Results: During follow-up (mean = 4.1 years, standard deviation = 2.6), 349 of 1,169 (29.9%) participants died. Participants who died were more likely to be older (p < 0.001), be male (p < 0.001), have lower UPSIT scores (p < 0.001), and have a diagnosis of dementia (p < 0.001). In a Cox model, the association between lower UPSIT score and mortality (hazard ratio [HR] = 1.07 per point interval, 95% confidence interval [CI] = 1.05-1.08, p < 0.001) persisted after controlling for age, gender, education, ethnicity, language, modified Charlson medical comorbidity index, dementia, depression, alcohol abuse, head injury, smoking, body mass index, and vision and hearing impairment (HR = 1.05, 95% CI = 1.03-1.07, p < 0.001). Compared to the fourth quartile with the highest UPSIT scores, HRs for mortality for the first, second, and third quartiles of UPSIT scores were 3.81 (95% CI = 2.71-5.34), 1.75 (95% CI = 1.23-2.50), and 1.58 (95% CI = 1.09-2.30), respectively. Participant mortality rate was 45% in the lowest quartile of UPSIT scores (anosmia) and 18% in the highest quartile of UPSIT scores.

Interpretation: Impaired odor identification, particularly in the anosmic range, is associated with increased mortality in older adults even after controlling for dementia and medical comorbidity.
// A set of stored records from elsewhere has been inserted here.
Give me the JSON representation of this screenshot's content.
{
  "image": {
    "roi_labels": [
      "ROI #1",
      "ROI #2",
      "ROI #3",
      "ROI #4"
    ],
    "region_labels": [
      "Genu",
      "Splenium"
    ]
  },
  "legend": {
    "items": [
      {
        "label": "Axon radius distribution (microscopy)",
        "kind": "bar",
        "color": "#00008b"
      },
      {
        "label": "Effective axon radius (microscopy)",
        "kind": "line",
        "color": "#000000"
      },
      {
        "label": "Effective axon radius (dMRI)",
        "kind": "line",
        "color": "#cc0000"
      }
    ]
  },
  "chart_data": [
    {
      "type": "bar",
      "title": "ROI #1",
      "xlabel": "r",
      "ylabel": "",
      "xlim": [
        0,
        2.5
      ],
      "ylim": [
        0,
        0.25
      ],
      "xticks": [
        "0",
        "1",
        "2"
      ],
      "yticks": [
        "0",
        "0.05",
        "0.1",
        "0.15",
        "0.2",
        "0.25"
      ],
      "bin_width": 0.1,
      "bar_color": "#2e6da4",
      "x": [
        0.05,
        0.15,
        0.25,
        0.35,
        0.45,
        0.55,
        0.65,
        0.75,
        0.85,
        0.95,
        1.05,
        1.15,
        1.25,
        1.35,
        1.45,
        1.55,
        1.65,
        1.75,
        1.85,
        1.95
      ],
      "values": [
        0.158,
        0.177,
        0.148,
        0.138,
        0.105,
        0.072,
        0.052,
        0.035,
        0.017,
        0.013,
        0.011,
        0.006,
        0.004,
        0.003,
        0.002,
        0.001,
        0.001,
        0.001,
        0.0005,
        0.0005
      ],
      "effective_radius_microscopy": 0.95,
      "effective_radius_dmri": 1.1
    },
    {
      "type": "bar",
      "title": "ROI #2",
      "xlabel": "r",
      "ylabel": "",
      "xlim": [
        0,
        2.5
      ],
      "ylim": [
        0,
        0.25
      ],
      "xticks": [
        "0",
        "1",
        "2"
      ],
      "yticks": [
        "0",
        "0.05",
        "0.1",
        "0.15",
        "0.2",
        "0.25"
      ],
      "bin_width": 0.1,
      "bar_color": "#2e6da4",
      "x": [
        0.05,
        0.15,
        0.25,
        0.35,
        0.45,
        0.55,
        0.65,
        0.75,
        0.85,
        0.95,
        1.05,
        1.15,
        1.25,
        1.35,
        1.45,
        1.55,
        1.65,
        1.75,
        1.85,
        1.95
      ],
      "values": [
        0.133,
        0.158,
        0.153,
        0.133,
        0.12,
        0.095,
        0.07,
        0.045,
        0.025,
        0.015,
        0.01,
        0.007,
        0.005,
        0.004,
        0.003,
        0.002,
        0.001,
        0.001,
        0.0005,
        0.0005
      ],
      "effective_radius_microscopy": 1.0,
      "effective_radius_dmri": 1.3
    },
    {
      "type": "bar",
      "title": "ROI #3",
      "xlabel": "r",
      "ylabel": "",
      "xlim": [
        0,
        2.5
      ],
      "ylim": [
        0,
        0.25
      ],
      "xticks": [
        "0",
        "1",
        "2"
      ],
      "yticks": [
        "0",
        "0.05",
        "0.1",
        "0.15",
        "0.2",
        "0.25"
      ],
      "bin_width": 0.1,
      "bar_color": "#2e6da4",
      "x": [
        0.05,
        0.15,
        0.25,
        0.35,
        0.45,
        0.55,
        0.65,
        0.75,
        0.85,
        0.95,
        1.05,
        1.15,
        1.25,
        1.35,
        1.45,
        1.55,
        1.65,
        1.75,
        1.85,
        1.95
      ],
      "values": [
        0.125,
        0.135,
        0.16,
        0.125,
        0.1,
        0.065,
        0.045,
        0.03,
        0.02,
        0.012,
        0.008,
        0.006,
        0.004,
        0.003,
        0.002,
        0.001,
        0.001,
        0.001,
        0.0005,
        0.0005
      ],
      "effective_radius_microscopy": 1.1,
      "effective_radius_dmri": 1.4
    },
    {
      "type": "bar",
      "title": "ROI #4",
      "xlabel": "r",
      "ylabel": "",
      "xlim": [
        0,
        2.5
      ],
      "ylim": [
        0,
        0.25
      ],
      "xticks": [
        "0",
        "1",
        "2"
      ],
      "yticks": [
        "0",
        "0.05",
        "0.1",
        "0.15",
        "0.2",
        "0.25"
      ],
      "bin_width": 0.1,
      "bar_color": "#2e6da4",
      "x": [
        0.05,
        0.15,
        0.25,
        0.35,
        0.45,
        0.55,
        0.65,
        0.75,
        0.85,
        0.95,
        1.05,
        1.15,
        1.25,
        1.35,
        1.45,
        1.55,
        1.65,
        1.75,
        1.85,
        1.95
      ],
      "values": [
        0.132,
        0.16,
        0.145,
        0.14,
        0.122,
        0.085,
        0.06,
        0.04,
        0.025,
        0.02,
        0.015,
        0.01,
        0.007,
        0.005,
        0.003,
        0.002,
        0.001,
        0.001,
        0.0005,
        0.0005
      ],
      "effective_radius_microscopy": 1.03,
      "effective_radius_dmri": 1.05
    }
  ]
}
Conflict of interest statement

Potential Conflicts of Interest

D.P. Devanand has received consulting fees from AbbVie and Lundbeck. Richard Doty is President and major shareholder of Sensonics, Inc., a manufacturer and distributor of tests of taste and smell, including the UPSIT. Richard Doty has received publishing royalties from Cambridge University Press and Johns Hopkins University Press, and an honorarium from the University of Florida and lodging reimbursement as Chairperson of the Other Non-Motor Features of Parkinson’s Disease working group of the Parkinson Study Group. He has received consulting fees from Pfizer, Inc., Acorda Therapeutics and several law offices. There are no other conflicts of interest.

Figures

Figure 1
Figure 1
Mortality rates during follow-up by baseline UPSIT score quartiles. UPSIT (range 0–40) quartile scores: [0–20], [20–26], [26–31] and [31–40]. For maximum available follow-up, the UPSIT score was significantly associated with mortality (chisq=54.25, p < .001). For study participants, mortality rates were 45.36% in the highest quartile, 28.75% and 20.63% in the next two quartiles, respectively, and 18.39% in participants with the lowest quartile of UPSIT scores as shown in the four bar charts in the figure.
Figure 2
Figure 2
Cumulative Hazard Function for mortality during follow-up for participants with baseline UPSIT scores at the 10th and 90th percentiles in the sample (total n=1169). Cumulative hazard function from Cox proportional hazard regression analyses for baseline UPSIT scores at the 10th percentile (UPSIT score=15, solid line) and the 90th percentile (UPSIT score=34, dotted line) with death as the outcome, adjusted for the following covariates: age, gender, education, race/ethnicity, language of test administration, Charlson comorbidity index, dementia status, depression, head injury, alcohol use, BMI, smoking history. The gray shaded areas are the 95% confidence intervals of the cumulative hazard functions.